SCHREINEREI LIENHARD

Wollishofen war Ende des 19. Jahrhunderts ein Eldorado für das Baugewerbe, für Maurer, Schreiner und Glaser! Die Stadt wollte wachsen, wollte die eingemeindeten Vororte mit der Stadt verschmelzen und verbinden, wollte Wohnungen und Industrieanlagen bauen, wollte ein stolzes Zentrum der Schweiz sein!


Fensterfabrikant Kiefer stammte aus Württemberg und kam über Riesbach nach Wollishofen (vgl. Blog AM BACH), Schreinermeister Gottfried Lienhard (*1860) stammte aus Üerkheim AG. Lienhard absolvierte eine Schreinerlehre in Uster und kam schon um 1880 als «fertiger Berufsmann» nach Zürich, nach Wollishofen. Um 1890 wohnte und arbeitete er an der Alten Kalchbühlstrasse, ab 1896 finden wir ihn an der Albisstrasse 115, wo er ein Wohnhaus mit Schreinerei errichtete. Gottfried baute sein neues Handwerkszentrum im Niemandsland, «im Moos», der Neubau war «noch einsam auf weiter Flur» (wie sich die NZZ 1971, beim 75-Jahr-Jubiläum ausdrücken sollte). Das stattliche Baumeisterhaus wurde aber bald mit eigenen Anlagen erweitert und von weiteren Häusern «umstellt»; später erhielt es eine neue Hausnummer: Albisstrasse 131.


Baumeisterhaus Albisstrasse 115 mit Schreinerequipe um 1900.

Ansichtskarte. Nicht gelaufen. Privatbesitz.
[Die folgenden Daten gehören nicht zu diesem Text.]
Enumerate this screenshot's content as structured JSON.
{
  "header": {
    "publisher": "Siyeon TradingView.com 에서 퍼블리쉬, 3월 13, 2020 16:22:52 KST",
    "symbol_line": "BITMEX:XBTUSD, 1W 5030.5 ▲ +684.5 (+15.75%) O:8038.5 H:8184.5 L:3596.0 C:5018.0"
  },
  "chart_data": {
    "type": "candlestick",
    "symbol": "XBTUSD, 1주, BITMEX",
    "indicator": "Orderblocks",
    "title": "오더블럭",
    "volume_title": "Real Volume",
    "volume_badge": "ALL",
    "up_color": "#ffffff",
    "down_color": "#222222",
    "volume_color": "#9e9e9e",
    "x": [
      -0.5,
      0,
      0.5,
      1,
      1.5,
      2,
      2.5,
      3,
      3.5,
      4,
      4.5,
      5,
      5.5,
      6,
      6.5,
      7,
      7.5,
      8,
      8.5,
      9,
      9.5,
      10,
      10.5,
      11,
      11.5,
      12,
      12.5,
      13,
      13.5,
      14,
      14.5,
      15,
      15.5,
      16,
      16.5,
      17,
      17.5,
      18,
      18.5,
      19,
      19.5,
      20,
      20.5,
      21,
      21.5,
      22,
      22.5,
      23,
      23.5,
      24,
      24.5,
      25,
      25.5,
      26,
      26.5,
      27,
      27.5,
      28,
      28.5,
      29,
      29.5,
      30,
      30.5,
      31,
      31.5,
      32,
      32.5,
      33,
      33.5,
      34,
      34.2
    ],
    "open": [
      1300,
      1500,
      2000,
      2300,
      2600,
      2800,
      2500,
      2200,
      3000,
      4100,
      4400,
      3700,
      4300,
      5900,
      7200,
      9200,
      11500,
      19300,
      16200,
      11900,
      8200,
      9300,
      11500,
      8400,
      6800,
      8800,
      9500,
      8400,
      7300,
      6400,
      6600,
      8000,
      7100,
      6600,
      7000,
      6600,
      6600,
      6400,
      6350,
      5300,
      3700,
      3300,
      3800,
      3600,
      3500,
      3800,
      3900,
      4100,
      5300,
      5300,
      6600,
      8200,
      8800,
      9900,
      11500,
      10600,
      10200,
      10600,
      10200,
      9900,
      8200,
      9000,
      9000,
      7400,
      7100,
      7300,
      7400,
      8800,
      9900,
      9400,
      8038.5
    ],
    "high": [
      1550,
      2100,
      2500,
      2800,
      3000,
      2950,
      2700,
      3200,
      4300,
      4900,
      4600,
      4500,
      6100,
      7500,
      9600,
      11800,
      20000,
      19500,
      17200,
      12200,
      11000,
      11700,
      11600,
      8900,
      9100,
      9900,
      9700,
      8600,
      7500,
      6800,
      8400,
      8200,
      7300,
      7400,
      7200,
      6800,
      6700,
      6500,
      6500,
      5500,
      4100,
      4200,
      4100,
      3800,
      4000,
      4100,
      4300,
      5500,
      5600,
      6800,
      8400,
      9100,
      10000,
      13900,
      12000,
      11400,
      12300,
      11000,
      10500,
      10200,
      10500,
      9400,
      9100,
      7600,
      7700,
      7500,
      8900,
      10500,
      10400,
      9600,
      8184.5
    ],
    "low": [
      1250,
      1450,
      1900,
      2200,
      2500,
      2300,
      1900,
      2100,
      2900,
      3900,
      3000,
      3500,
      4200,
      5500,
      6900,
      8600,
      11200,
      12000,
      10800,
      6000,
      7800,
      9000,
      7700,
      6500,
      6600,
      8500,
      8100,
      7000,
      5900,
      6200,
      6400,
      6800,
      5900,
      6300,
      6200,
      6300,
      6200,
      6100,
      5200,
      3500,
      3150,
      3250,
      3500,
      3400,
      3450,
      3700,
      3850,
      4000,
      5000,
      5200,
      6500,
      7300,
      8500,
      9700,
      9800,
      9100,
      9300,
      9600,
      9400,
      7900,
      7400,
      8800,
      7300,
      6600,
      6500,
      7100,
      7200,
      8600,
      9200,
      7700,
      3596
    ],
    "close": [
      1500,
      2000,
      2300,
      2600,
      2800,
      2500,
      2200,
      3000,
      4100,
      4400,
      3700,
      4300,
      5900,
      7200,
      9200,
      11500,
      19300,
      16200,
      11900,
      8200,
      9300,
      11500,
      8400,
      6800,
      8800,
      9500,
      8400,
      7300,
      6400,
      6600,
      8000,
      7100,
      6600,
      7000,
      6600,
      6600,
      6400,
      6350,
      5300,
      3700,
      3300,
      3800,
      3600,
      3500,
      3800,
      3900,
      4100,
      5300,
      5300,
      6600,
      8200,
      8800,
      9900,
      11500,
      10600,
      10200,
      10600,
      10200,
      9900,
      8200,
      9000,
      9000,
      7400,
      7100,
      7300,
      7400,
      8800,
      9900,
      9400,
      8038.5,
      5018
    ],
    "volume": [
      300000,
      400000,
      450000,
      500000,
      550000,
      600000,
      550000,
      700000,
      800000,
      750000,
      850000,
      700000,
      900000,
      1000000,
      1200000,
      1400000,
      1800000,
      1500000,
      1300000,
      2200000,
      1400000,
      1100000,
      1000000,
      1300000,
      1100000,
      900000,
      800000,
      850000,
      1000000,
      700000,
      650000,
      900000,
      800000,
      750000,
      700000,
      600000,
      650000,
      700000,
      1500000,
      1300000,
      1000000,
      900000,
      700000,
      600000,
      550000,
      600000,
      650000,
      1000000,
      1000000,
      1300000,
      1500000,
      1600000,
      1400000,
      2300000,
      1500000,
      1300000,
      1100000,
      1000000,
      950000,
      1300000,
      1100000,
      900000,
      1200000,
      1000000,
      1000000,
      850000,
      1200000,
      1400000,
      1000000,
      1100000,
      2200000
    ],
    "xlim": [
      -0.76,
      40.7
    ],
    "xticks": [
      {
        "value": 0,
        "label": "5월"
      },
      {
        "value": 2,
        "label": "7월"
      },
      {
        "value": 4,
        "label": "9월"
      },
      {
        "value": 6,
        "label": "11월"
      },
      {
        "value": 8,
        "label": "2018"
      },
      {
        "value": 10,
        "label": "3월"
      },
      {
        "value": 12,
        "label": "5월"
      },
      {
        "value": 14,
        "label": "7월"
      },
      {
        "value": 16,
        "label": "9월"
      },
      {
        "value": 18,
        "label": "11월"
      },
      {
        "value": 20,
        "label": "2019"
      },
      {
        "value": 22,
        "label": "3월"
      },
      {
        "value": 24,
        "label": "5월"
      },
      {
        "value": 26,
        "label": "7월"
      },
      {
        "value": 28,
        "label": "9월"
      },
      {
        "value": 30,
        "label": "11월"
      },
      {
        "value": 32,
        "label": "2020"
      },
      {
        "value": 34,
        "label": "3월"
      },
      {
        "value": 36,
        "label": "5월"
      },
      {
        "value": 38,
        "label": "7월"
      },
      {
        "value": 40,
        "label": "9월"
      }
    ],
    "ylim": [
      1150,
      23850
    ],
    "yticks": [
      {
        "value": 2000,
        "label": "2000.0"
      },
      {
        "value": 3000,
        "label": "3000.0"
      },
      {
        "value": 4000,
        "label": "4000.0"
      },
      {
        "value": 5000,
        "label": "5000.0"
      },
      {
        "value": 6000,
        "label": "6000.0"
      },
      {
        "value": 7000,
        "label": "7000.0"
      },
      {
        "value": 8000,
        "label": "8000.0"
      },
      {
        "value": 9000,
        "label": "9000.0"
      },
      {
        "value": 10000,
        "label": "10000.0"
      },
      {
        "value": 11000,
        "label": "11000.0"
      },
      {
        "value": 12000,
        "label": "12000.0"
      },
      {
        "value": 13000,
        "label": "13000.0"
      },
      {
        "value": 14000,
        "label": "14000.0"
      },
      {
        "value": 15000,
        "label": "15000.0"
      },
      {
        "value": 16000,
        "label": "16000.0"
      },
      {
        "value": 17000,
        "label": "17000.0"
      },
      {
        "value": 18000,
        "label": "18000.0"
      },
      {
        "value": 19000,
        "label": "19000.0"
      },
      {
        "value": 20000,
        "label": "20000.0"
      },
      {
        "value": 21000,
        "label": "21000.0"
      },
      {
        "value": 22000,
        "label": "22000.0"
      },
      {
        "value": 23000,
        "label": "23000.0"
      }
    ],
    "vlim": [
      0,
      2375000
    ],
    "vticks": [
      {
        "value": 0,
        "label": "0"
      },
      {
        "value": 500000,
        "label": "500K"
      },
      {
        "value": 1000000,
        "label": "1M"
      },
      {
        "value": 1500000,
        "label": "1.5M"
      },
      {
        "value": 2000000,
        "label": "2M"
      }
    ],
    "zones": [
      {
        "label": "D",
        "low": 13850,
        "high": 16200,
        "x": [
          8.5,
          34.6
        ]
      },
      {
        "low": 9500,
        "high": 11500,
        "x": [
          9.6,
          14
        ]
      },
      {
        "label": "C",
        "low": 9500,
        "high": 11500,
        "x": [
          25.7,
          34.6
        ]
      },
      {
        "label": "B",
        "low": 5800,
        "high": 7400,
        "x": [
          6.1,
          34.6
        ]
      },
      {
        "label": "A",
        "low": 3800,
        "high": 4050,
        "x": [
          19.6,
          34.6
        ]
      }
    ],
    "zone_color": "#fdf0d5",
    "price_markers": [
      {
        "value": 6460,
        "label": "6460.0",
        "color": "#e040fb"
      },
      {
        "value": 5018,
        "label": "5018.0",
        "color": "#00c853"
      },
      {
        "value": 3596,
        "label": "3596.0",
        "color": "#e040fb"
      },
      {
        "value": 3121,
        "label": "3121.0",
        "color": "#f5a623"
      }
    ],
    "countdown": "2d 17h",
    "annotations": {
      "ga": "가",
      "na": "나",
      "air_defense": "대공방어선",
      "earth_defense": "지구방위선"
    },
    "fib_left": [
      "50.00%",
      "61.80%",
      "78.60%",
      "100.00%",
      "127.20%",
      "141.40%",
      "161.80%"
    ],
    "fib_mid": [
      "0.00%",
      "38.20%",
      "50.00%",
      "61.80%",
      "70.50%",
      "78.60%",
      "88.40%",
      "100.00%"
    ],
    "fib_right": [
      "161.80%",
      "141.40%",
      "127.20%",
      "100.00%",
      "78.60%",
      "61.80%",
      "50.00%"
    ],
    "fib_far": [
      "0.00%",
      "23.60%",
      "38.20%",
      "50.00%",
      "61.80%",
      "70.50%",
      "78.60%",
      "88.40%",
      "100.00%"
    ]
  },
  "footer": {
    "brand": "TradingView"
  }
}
Die Firma Lienhard startete als Einmannbetrieb, als klassische Bauschreinerei wuchs sie aber schnell – die Schreinerequipe um 1900 zählte immerhin schon sieben Mann. Ihre Produkte waren gefragt. Gottfried glaubte an die Zukunft und nannte seine Firma bald «Mechanische Schreinerei G. Lienhard». Mit den nötigen Maschinen wuchs der Bedarf an Räumlichkeiten, was zu mehreren Fabrik- und Lagergebäuden auf dem Areal führte. Die Firma wuchs bald zu stattlicher Grösse, was es möglich machte, dass man auch grosse Aufträge an Land ziehen konnte. So wurde Lienhard 1907 beispielsweise für die Schreinerarbeiten beim Bau des Riedtlischulhauses in Oberstrass zugezogen. Oder 1914: Da dürfte der Schreinermeister besonders stolz gewesen sein, als mit seiner Hilfe der Neubau der Universität fertiggestellt und eingeweiht werden konnte. Das nach Plänen des berühmten Architekten Karl Moser erbaute Gebäude enthält bis heute herrliche Holzarbeiten im Innern! Die Anerkennung der Öffentlichkeit war der Firma «Lienhard G., Schreinermeister, Zürich 2» sicher – in der NZZ vom 2. Mai 1914 erschien gar eine «Danksagung der Direktion der öffentlichen Bauten an die Unternehmen und Arbeiter, welche am Neubau der Hochschule mitgearbeitet haben.» Darunter war eben unsere Schreinerei. Die Mechanisierung bot neue Möglichkeiten, die Produktepalette war gross und wuchs mit Maschinen und Wagenpark – ein erster Lastwagen wurde Mitte der 1920er Jahre angeschafft!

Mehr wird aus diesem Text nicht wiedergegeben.